Ample research also suggests that the standard American diet's overload of omega-6 fats from vegetable oils may promote obesity. This omega-6 overload also reduces the body's absorption of omega-3 fats.
We'll continue to follow research in this realm and report the results… positive or otherwise.
Andersson A, Nalsen C, Tengblad S, Vessby B. Fatty acid composition of skeletal muscle reflects dietary fat composition in humans. Am J Clin Nutr. 2002 Dec;76(6):1222-9.
Defina LF, Marcoux LG, Devers SM, Cleaver JP, Willis BL. Effects of omega-3 supplementation in combination with diet and exercise on weight loss and body composition. Am J Clin Nutr. 2011 Feb;93(2):455-62. Epub 2010 Dec 15.
Hill AM, Buckley JD, Murphy KJ, Howe PR. Combining fish-oil supplements with regular aerobic exercise improves body composition and cardiovascular disease risk factors. Am J Clin Nutr. 2007 May;85(5):1267-74.

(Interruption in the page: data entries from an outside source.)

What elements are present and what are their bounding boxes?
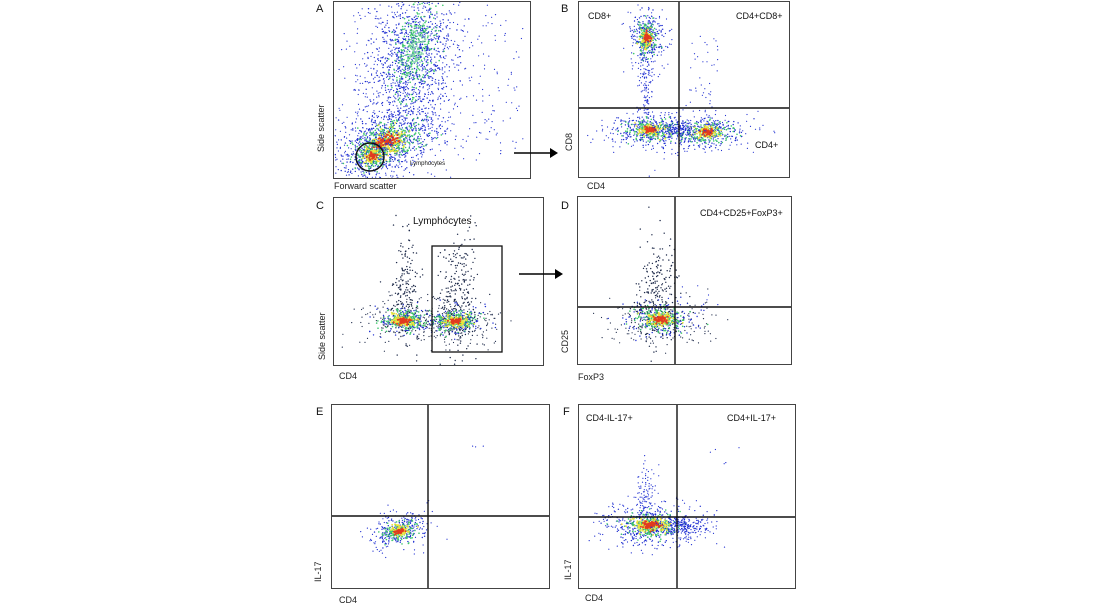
panel-a-scatter <box>334 2 531 179</box>
panel-b-scatter <box>579 2 790 178</box>
panel-c-xlabel: CD4 <box>339 371 357 381</box>
panel-b-xlabel: CD4 <box>587 181 605 191</box>
panel-a-gate-label: Lymphocytes <box>410 161 445 167</box>
panel-a-ylabel: Side scatter <box>316 104 326 152</box>
panel-c-plot: Lymphocytes <box>333 197 544 366</box>
panel-f-letter: F <box>563 406 570 418</box>
panel-f-scatter <box>579 405 796 589</box>
panel-b-quadrant-cd4cd8: CD4+CD8+ <box>736 11 783 21</box>
panel-e-plot <box>331 404 550 589</box>
panel-d-plot: CD4+CD25+FoxP3+ <box>577 196 792 365</box>
panel-e-ylabel: IL-17 <box>313 561 323 582</box>
panel-c-title: Lymphocytes <box>413 216 472 227</box>
panel-b-quadrant-cd8: CD8+ <box>588 11 611 21</box>
panel-a-xlabel: Forward scatter <box>334 181 397 191</box>
panel-a-plot: Lymphocytes <box>333 1 531 179</box>
panel-d-ylabel: CD25 <box>560 330 570 353</box>
arrow-c-to-d <box>519 268 563 280</box>
panel-e-letter: E <box>316 406 323 418</box>
panel-b-plot: CD8+ CD4+CD8+ CD4+ <box>578 1 790 178</box>
panel-a-letter: A <box>316 3 323 15</box>
panel-c-ylabel: Side scatter <box>317 312 327 360</box>
arrow-a-to-b <box>514 147 558 159</box>
panel-c-letter: C <box>316 200 324 212</box>
panel-f-quadrant-cd4neg-il17: CD4-IL-17+ <box>586 413 633 423</box>
panel-b-letter: B <box>561 3 568 15</box>
panel-f-plot: CD4-IL-17+ CD4+IL-17+ <box>578 404 796 589</box>
panel-f-ylabel: IL-17 <box>563 559 573 580</box>
panel-d-xlabel: FoxP3 <box>578 372 604 382</box>
panel-d-quadrant-treg: CD4+CD25+FoxP3+ <box>700 208 783 218</box>
panel-f-xlabel: CD4 <box>585 593 603 603</box>
panel-b-quadrant-cd4: CD4+ <box>755 140 778 150</box>
panel-d-letter: D <box>561 200 569 212</box>
panel-f-quadrant-cd4pos-il17: CD4+IL-17+ <box>727 413 776 423</box>
panel-d-scatter <box>578 197 792 365</box>
panel-b-ylabel: CD8 <box>564 133 574 151</box>
panel-e-scatter <box>332 405 550 589</box>
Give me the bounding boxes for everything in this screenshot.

Kopecky J, Rossmeisl M, Flachs P, Kuda O, Brauner P, Jilkova Z, Stankova B, Tvrzicka E, Bryhn M. n-3 PUFA: bioavailability and modulation of adipose tissue function. Proc Nutr Soc. 2009 Nov;68(4):361-9. Epub 2009 Aug 24. Review.
Kunesova M, Braunerova R, Hlavaty P, Tvrzicka E, Stankova B, Skrha J, Hilgertova J, Hill M, Kopecky J, Wagenknecht M, Hainer V, Matoulek M, Parizkova J, Zak A, Svacina S. The influence of n-3 polyunsaturated fatty acids and very low calorie diet during a short-term weight reducing regimen on weight loss and serum fatty acid composition in severely obese women. Physiol Res. 2006;55(1):63-72. Epub 2005 Apr 26.
Parra D, Ramel A, Bandarra N, Kiely M, Martínez JA, Thorsdottir I. A diet rich in long chain omega-3 fatty acids modulates satiety in overweight and obese volunteers during weight loss. Appetite. 2008 Nov;51(3):676-80. Epub 2008 Jun 14.